We all have to be somewhere. And in law, a person’s residence often determines which court has jurisdiction over that person’s day-to-day life and personal affairs. But what about a pregnant, married woman who unilaterally moves out of state and gives birth in transit before reaching her new state and establishing a residence there? Which state would have jurisdiction to decide whether it is mom or dad that should have custody of the newborn child? In which state does the child reside?
These questions were addressed in the recent case of Dalcollo v. Dalcollo. Mom was nine months pregnant when she unilaterally decided to move with her parents from New York to South Carolina. While en route to South Carolina, mom’s water broke and she delivered a baby boy in a Maryland hospital. Despite dad’s objection, mom continued with the newborn child to South Carolina. Dad filed for divorce in New York two days after his son was born and asked the court to order the mother to return the child to Suffolk County, New York, the location of the couple’s marital residence.

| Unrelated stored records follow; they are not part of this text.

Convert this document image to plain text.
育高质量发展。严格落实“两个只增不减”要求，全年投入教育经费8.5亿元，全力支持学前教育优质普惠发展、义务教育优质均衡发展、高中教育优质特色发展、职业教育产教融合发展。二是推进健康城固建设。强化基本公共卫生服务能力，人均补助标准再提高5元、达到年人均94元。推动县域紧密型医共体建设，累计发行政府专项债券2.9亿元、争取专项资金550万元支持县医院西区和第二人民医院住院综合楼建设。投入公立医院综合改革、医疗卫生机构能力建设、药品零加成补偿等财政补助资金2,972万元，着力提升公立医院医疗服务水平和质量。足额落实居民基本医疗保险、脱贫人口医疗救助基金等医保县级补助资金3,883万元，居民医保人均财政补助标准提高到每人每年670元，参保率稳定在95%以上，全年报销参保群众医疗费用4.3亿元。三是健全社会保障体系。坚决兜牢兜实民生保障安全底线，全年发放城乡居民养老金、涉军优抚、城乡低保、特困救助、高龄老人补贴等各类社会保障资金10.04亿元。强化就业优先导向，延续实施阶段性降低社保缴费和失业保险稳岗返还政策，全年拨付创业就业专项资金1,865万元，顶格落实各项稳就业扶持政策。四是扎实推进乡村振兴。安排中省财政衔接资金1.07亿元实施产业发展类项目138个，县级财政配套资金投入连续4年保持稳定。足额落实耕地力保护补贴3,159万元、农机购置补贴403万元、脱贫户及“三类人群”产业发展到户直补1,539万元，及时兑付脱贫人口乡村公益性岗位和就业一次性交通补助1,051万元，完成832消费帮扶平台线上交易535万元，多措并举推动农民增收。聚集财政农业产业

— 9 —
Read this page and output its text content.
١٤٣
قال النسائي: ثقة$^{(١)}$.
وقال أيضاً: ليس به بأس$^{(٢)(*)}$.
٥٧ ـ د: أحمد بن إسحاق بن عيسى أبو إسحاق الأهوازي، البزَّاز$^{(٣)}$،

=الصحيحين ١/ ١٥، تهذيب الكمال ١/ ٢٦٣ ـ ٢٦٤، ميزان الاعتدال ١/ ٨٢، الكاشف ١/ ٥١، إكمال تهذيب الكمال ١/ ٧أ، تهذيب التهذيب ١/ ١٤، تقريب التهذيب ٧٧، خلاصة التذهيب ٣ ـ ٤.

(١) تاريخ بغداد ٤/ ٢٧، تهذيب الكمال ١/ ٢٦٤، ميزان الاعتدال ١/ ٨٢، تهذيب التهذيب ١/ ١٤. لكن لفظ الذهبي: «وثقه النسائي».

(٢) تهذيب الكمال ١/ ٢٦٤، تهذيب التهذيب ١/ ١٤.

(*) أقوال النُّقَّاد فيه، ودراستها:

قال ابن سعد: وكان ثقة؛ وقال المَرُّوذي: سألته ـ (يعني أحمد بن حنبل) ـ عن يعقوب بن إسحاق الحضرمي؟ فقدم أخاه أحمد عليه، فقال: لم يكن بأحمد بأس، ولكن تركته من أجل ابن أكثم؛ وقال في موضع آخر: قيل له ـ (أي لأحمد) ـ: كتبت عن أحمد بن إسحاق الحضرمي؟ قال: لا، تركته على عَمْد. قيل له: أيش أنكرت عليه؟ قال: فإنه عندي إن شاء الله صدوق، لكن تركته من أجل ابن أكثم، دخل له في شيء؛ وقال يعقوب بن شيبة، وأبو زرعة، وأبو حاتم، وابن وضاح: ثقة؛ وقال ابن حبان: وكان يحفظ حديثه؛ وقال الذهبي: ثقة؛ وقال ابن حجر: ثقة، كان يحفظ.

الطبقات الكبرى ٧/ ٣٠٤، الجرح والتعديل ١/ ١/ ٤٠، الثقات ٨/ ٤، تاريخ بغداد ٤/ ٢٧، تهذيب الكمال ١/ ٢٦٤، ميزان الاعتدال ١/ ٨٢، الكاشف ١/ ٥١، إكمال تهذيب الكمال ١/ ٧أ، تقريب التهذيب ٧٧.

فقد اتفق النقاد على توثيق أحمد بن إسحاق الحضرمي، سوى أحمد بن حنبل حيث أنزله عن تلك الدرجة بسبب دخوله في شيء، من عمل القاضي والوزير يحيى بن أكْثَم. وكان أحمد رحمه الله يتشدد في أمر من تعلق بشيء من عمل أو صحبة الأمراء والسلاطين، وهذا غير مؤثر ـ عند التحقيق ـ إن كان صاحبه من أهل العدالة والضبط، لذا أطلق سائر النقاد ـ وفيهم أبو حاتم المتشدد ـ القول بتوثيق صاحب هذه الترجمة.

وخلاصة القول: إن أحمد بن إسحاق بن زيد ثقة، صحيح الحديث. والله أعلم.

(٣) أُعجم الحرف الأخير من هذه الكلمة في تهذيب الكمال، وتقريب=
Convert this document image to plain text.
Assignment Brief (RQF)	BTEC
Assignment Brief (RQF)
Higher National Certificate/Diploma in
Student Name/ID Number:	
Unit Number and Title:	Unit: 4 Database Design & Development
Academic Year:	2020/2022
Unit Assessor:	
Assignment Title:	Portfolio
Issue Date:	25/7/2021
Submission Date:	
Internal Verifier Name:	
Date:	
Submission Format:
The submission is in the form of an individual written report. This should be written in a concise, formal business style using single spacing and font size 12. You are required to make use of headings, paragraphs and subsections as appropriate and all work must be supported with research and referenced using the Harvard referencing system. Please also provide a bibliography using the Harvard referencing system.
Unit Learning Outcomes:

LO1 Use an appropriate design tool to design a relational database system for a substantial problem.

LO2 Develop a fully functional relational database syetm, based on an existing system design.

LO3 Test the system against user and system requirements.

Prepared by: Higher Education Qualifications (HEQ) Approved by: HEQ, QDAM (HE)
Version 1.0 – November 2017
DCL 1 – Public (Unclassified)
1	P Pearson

Under New York’s Domestic Relations Law, a New York court has jurisdiction over a custody or visitation proceeding if New York is the child’s “home state.” If the child is less than six months old, the child’s home state is “where the child has lived since birth with a parent.” In the situation described above, the Suffolk County judge concluded that the baby had lived in more than one state since birth and consequently lacked a home state. The judge therefore decided that (i) where there is no home state, (ii) where there is no other state which has been the home state for six months, and (iii) where there are no significant contacts to any state, New York as the state of marital residence “may take jurisdiction based on the best interests of the child.” Accordingly, the judge ruled that mom had to bring the child back to Suffolk County or temporary custody would be granted to dad.